Light refraction in a glass of water makes a straw appear to be broken or bent

Experiment to demonstrate the principle of refraction

Ever reached down into the bath tub water to grab a toy and found that it was not in the position it appeared to be in? What you are experiencing is the effect called refraction. When light enters the water (or any transparent material) it slows down slightly. If the light enters the water at an angle then this change in speed causes the light beam to bend away from its original path. This is called refraction.

Let’s conduct an experiment that allows us to see the effect of refraction.

  1. Fill the glass 2/3 full of water.
  2. Place the pencil in the glass holding it straight up and down (i.e. not at an angle). Notice that the pencil still appears straight when viewed through the side of the glass.
  3. Now take the pencil and let it lean against the side of the glass. Look through the glass at the pencil. Notice that it appears bent. This is the effect of refraction or bending of light.

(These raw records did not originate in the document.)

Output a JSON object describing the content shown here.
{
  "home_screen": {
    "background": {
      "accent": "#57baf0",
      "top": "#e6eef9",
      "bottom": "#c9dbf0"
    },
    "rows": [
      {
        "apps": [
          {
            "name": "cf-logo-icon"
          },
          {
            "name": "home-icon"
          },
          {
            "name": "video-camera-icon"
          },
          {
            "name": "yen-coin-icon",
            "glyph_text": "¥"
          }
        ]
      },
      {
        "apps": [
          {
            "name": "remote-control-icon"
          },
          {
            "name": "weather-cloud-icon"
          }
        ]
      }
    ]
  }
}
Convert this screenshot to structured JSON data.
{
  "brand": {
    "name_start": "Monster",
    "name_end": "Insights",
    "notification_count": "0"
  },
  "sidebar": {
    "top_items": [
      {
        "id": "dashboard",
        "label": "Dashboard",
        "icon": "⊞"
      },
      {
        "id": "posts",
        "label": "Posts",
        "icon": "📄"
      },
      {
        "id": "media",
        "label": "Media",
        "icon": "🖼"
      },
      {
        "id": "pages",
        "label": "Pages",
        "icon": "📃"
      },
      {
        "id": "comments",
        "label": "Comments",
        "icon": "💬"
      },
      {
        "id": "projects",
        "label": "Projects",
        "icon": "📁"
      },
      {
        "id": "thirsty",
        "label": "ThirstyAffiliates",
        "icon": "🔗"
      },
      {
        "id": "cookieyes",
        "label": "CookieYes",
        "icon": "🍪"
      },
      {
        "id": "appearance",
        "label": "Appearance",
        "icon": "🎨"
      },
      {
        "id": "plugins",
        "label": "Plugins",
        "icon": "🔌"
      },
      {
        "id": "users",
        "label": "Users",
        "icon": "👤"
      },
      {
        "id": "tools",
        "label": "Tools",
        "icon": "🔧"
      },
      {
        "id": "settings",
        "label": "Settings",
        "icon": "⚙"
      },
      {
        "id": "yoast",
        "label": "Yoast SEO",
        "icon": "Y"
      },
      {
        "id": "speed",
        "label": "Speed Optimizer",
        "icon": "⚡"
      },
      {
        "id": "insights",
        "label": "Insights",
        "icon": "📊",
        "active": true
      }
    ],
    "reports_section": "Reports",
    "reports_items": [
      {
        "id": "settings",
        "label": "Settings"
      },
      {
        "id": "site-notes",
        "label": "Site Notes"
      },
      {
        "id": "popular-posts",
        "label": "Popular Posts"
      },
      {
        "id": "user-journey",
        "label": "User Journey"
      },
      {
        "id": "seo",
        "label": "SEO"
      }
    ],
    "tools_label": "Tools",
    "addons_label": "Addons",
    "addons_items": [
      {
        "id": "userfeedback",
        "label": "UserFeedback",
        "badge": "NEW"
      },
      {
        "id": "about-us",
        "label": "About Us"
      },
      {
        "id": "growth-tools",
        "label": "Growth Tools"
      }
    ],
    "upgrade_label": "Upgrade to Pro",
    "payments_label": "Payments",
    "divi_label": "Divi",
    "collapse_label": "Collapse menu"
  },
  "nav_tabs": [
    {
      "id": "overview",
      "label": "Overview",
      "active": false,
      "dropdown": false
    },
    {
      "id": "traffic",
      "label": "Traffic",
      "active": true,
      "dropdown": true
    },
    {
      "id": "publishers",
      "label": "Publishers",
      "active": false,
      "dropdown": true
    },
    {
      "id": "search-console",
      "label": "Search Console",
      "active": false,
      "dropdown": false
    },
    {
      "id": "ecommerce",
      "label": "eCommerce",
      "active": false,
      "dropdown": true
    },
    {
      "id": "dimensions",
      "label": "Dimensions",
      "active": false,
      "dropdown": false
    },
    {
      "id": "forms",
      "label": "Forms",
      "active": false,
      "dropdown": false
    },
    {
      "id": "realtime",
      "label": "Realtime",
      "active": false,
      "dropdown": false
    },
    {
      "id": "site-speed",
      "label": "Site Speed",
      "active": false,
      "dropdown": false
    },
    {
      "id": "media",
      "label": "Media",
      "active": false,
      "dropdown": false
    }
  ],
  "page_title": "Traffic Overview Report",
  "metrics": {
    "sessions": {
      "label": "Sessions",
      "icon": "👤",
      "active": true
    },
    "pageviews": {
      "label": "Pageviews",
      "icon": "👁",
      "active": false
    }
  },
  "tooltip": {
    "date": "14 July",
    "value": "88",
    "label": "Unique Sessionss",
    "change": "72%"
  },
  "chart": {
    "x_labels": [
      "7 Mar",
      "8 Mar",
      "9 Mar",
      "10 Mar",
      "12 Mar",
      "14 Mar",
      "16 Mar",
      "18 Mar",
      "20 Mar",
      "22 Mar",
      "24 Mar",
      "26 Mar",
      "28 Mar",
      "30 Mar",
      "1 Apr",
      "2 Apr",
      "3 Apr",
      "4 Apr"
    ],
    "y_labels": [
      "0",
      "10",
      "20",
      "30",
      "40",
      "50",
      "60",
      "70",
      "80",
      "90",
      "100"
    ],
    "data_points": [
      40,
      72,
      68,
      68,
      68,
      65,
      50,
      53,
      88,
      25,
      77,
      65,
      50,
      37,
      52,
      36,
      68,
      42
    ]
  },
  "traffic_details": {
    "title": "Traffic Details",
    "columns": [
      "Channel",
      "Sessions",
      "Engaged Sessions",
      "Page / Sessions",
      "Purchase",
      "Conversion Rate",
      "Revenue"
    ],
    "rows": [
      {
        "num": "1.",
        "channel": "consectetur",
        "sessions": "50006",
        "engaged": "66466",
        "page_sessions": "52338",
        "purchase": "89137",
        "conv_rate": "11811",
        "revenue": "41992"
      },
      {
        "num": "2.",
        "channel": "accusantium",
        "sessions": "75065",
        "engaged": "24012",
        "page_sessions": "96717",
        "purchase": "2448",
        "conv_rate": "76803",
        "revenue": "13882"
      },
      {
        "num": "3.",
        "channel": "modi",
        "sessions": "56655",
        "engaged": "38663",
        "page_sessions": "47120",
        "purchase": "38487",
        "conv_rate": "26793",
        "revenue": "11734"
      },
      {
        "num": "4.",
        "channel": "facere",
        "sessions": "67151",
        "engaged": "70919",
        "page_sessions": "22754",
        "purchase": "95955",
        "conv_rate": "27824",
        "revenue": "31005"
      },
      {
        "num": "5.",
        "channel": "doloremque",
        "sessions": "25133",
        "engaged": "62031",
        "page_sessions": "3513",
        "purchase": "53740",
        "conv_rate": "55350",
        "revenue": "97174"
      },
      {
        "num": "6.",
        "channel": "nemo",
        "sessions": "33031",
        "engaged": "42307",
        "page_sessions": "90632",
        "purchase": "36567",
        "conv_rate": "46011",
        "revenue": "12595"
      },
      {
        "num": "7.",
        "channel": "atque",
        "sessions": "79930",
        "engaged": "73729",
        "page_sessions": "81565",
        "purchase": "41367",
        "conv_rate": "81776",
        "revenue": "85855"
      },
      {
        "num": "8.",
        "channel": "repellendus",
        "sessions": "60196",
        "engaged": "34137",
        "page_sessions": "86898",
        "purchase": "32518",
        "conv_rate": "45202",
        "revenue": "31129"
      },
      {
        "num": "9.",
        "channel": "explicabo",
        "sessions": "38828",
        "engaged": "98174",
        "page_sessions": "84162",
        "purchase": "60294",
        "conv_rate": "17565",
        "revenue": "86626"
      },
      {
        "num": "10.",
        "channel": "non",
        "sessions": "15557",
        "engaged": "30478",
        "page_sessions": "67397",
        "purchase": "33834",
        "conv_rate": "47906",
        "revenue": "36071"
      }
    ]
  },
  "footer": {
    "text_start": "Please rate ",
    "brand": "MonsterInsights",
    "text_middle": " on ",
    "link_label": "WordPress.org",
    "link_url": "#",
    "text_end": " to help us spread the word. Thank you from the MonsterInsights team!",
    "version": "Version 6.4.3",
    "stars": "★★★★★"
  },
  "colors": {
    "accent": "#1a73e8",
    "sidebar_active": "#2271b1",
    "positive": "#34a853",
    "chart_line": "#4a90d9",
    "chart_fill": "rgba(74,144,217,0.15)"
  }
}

So if light is bent when passing through a transparent material, does this mean that everything we see through our clear glass window is actually distorted and not in the position that it appears to be? Yes and no. Refraction does occur but the effect of the bent light actually cancels itself out. Remember that a clear glass has 2 surfaces that the light passes through – the inside surface of the glass and the outside surface of the glass. When the light passes through the inside surface of the glass the path is bent in one direction and when the light passes back out through the outside surface of the glass it is bent in the other direction, hence canceling out the effect of refraction. Everything inside the glass window is pretty much located exactly where it appears to be.